Monday, 12 August 2013
The Ipcress File
Harry Palmer (Michael Caine) presents the antithesis of James Bond in this 1965 Brit-Spy drama - the first of a trilogy. Set at the height of the cold war and based on Len Deighton's 1962 novel, this film offers a brilliant snapshot of British class structure where rank and regiment and club are everything. Palmer is cockney working class but has a taste for good food and beautiful women. He grinds his own coffee freshly every morning and brews it in a cafetiere. He shops for imported ingredients in a supermarket - a recent innovation in sixties Britain. His chirpy ironic and insolent insubordination sets him against his officer-class masters who, whilst viewing him as possessing valuable talents, ultimately see him as expendable.
The story revolves around the 'brain drain' and brain washing which were live concepts in the unstable world of the sixties - an ever-present part of the nightly news and spy films during my childhood! Apparently the type of brain washing depicted in this film was modelled on a project the CIA were running in Canada, so it was based in reality. I've seen this film many times - but this was probably the first time in a cinema. I know it is a spy film and spies live in the shadows and dark alley ways, but for me the print had lost any hint of brightness and the colours were too subdued and muted - apart from the wonderful Routemaster buses and telephone boxes which appeared a lurid scarlet. With the Americans depicted more as interfering adversaries and the KGB nowhere in sight, it has a different slant to most sixties spy fare.

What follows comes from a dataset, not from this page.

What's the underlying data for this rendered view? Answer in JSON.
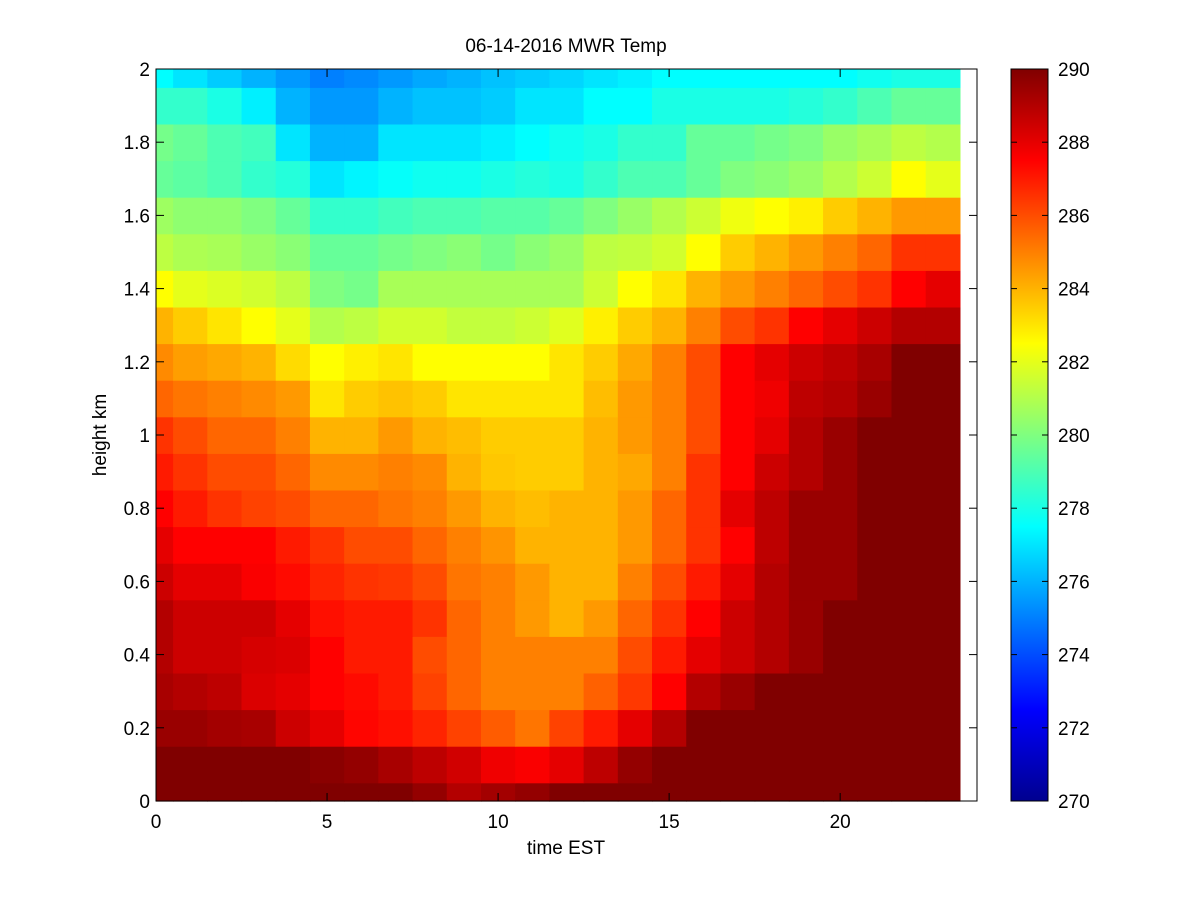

The fact that the film remains so popular - 7.3 on IMDb and 7.7 on Rotten Tomatoes is a testimony to its simple conception, strong story and great acting - no CGI or massive special effects here. In 1999 it was voted number 59 of the top UK films of the 20th century in a BFI poll.
Apart from its lack of colour, this is still a vibrant and extremely watchable film. The performances and story are engaging, the locations chosen to promote the Britishness of this Pinewood Studios film. Fifty years on, watching this again gave me a warm nostalgic glow for the London of my childhood. It was an all round good experience. I'll give it 8.5/10. When was the last time you saw it?